Though Monnerat said he's not concerned about the oil supply, he said there's no telling what the prices will be.
"It's become almost a guessing game," said Monnerat, involving prices for oil, gas and diesel and what is heading for this country or elsewhere in the world. "It's so complex."
Monnerat said he was involved with the energy assistance programs managed by the Bristol Community Organization last year, but isn't sure he'll participate this coming winter. He spoke out at a meeting of community leaders who gathered Monday over concerns for the coming winter.
The pricing system for the energy aid programs, Monnerat said, is set by the government and the reimbursement can at times be less than the oil distributor's cost.
"The oil dealers lose money. It's a sad thing," said Monnerat. "As a business decision, a lot of dealers are saying we cannot do it."
Dave Rappleyea of Crown Oil said escalating oil costs aren't good for oil dealers.
"The higher the price, the less you make," Rappleyea said.
That's because people are trying so hard to save energy, Rappleyea said, including putting in pellet stoves and gas heaters.
"You'll do everything and anything not to burn oil," Rappleyea said.
Years ago, an oil dealer could make a decent profit but now things are so much more complex, said Monnerat.

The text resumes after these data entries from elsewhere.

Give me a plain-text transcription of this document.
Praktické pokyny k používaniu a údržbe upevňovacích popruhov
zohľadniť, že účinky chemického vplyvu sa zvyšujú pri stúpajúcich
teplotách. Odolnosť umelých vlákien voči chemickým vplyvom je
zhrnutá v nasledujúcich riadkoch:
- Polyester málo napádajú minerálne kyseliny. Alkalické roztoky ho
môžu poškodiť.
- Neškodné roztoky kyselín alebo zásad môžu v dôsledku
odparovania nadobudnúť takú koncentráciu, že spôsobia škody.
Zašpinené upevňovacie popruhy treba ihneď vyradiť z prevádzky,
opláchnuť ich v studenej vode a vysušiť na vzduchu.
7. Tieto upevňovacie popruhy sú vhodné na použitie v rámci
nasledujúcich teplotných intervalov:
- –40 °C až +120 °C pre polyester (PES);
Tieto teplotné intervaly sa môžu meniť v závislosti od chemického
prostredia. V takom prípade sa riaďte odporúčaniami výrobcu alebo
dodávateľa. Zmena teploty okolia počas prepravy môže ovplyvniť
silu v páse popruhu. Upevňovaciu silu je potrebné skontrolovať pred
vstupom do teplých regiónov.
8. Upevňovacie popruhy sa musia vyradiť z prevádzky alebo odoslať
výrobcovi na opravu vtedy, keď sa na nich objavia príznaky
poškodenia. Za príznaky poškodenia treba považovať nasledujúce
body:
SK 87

Cash flow is a problem, according to Monnerat, and the days of carrying a bill for a month or two are coming to a close. He said there won't be many companies offering oil pre-buy pricing programs, and more will demand cash on delivery.
"Receivables have become extreme," said Monnerat. "A lot of smaller oil companies are doing COD. They want payment up front."
Smaller deliveries also cut into profits.
"Most companies have a minimum delivery of 150 gallons," said Monnerat. He said he'll make a delivery of 100 gallons, but always warns the customer up front that there will be a delivery charge added to it.
In some cases, the company makes about $30 on a delivery, Monnerat said, and it costs $125 an hour to operate one of the trucks.
They try to squeeze in as many deliveries as possible because the margins are so tight, Monnerat said.
Monnerat said people in his line of work feels for their customers who are struggling and they know and understand their worries.
"You hear everyone's hardship," said Monnerat. "It's not that anyone is heartless in any way."
But in the end, he has to run a business. Insurance costs are $30,000 to $50,000, Monnerat said, plus expenses for environmental concerns and then there's the staff to think about.
"I have employees I have to pay," said Monnerat.